As the close of this difficult decade draws near, some are tempted to assume the cycle of economic decline we have experienced will once again be followed by prosperity. But the past decade of American policy, and the past year particularly, recall the Roman poet Juvenal's critique of his contemporaries as eschewing their civic and military responsibilities for "bread and circuses."
Over the past decade, federal government spending reached the $400 billion level; in this past year, it has more than quadrupled. In the past decade, the dollar has continually lost value; in the past year, there has been serious and persistent discussion of abandoning it as the world's reserve currency.
In the past decade, financially sophisticated people have understood that our current rate of entitlement spending would result in an eventual crisis necessitating massive, painful spending cuts or massive, permanent tax increases; in the past year, the Administration and Congress are attempting to institute a massive, new trillion-dollar entitlement.

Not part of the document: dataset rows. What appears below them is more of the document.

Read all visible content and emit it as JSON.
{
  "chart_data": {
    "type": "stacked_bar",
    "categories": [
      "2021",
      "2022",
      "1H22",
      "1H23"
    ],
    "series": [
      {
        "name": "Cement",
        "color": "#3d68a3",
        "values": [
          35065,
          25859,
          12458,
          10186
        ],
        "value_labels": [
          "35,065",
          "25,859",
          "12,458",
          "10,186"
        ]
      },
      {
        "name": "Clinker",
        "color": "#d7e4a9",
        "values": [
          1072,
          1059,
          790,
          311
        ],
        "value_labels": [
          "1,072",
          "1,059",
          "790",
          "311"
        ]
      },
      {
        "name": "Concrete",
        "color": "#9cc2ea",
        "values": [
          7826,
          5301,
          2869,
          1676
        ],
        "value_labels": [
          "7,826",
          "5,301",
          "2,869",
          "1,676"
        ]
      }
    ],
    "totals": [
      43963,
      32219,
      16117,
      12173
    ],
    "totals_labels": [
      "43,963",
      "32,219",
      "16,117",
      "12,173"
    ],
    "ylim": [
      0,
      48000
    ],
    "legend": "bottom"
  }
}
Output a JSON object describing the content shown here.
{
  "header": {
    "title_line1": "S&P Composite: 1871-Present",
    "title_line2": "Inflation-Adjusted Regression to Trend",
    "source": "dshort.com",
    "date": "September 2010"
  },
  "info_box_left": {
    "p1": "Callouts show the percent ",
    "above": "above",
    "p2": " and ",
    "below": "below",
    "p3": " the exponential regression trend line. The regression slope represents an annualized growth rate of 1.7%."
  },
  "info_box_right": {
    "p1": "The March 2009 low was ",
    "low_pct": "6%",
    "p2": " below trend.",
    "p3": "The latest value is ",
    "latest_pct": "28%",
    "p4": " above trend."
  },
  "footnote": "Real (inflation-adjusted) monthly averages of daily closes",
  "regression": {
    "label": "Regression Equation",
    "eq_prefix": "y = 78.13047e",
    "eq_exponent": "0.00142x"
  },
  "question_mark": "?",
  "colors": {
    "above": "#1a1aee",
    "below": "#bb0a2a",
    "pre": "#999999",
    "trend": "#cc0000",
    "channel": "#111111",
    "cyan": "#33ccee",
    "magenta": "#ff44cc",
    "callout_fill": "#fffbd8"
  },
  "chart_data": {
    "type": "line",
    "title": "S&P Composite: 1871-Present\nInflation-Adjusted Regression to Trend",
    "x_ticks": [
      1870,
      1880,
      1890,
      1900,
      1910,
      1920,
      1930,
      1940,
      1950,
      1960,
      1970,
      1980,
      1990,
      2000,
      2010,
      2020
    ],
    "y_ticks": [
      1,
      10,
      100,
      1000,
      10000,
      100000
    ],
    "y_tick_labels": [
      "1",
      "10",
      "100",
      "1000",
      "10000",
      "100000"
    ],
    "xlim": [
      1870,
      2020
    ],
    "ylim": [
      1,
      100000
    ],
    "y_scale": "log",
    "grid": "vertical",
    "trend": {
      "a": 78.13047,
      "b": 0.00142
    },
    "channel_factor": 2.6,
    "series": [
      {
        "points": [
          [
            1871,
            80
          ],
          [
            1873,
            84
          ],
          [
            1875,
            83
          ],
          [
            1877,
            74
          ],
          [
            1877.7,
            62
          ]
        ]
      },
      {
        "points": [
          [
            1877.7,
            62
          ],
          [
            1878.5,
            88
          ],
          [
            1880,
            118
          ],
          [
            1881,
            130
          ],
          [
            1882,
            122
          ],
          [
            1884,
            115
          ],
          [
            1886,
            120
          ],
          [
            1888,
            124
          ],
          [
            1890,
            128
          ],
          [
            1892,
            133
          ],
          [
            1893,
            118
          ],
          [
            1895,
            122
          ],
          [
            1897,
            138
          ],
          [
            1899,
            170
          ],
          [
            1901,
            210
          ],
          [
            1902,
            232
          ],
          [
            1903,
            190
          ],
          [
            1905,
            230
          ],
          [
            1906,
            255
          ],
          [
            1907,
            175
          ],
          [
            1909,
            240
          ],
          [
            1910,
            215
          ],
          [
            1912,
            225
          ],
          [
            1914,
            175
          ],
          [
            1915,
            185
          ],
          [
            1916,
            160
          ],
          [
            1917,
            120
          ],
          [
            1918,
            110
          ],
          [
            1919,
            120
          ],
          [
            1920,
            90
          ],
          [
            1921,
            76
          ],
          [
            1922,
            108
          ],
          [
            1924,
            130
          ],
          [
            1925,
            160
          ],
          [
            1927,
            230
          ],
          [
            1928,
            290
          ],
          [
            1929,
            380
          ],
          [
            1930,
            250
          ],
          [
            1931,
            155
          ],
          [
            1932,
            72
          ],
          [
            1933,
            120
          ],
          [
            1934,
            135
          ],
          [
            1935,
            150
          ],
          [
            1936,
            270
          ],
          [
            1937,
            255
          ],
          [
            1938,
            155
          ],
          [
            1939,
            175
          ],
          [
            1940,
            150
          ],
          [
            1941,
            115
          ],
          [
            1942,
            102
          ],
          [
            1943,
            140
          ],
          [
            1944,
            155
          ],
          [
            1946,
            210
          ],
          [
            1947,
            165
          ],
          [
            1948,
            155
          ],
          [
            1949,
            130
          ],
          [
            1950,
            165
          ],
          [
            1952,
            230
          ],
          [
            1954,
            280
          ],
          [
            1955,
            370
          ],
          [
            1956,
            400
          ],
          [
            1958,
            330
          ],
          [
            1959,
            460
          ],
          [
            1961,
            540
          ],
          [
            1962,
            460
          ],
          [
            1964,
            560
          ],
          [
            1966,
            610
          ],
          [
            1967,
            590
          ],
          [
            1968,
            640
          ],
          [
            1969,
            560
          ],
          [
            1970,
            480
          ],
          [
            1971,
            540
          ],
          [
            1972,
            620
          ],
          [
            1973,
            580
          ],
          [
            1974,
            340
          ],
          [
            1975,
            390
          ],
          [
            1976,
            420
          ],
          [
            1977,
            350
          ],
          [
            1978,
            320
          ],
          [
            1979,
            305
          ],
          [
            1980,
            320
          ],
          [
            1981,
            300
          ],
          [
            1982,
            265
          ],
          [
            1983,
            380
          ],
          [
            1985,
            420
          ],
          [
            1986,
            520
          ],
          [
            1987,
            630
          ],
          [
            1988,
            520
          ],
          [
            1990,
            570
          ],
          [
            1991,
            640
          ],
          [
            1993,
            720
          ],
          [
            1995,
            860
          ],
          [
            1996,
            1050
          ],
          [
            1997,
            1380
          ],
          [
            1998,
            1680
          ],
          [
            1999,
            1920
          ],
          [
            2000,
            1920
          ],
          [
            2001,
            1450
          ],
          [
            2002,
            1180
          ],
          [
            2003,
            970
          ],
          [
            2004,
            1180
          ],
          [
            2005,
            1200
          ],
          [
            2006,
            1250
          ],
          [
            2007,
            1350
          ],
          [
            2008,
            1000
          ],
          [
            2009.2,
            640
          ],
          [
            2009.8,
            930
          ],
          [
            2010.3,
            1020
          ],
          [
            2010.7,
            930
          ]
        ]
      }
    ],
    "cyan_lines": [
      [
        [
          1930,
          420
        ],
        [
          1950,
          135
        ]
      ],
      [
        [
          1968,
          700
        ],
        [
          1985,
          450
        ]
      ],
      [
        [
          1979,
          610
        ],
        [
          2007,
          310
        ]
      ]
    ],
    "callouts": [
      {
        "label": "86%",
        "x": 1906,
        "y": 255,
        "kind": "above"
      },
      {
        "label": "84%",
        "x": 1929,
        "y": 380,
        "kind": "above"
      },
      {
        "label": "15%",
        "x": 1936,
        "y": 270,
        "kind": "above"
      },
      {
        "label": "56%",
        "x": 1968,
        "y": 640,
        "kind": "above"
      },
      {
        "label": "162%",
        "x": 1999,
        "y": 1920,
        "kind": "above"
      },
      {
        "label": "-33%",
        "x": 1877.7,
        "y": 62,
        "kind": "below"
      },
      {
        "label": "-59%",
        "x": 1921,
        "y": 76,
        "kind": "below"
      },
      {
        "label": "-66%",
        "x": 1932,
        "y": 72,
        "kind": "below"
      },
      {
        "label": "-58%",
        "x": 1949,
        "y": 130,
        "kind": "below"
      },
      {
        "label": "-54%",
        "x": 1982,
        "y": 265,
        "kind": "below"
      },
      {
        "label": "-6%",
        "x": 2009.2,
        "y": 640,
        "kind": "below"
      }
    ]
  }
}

Imagine a family — a dysfunctional one — that has used up all their savings, credit cards, home equity line of credit and retirement fund — but want to go on one last grand vacation using up the kids' college funds.
The bread and circuses lack of seriousness is even more acute in military affairs. After Pearl Harbor, Americans fought the Japanese and their fascist allies in Europe to defeat. After 9/11, Americans were told we needed to fight a war on…"terror."
If you can't name your enemy, you can't defeat it. The strategic errors and weak public support for America's wars in the past decade are the result of the strange unwillingness to educate the public on the Islamofascist threat to American power, freedom and democracy. In the past year, this policy confusion has turned to outright appeasement and defeatism.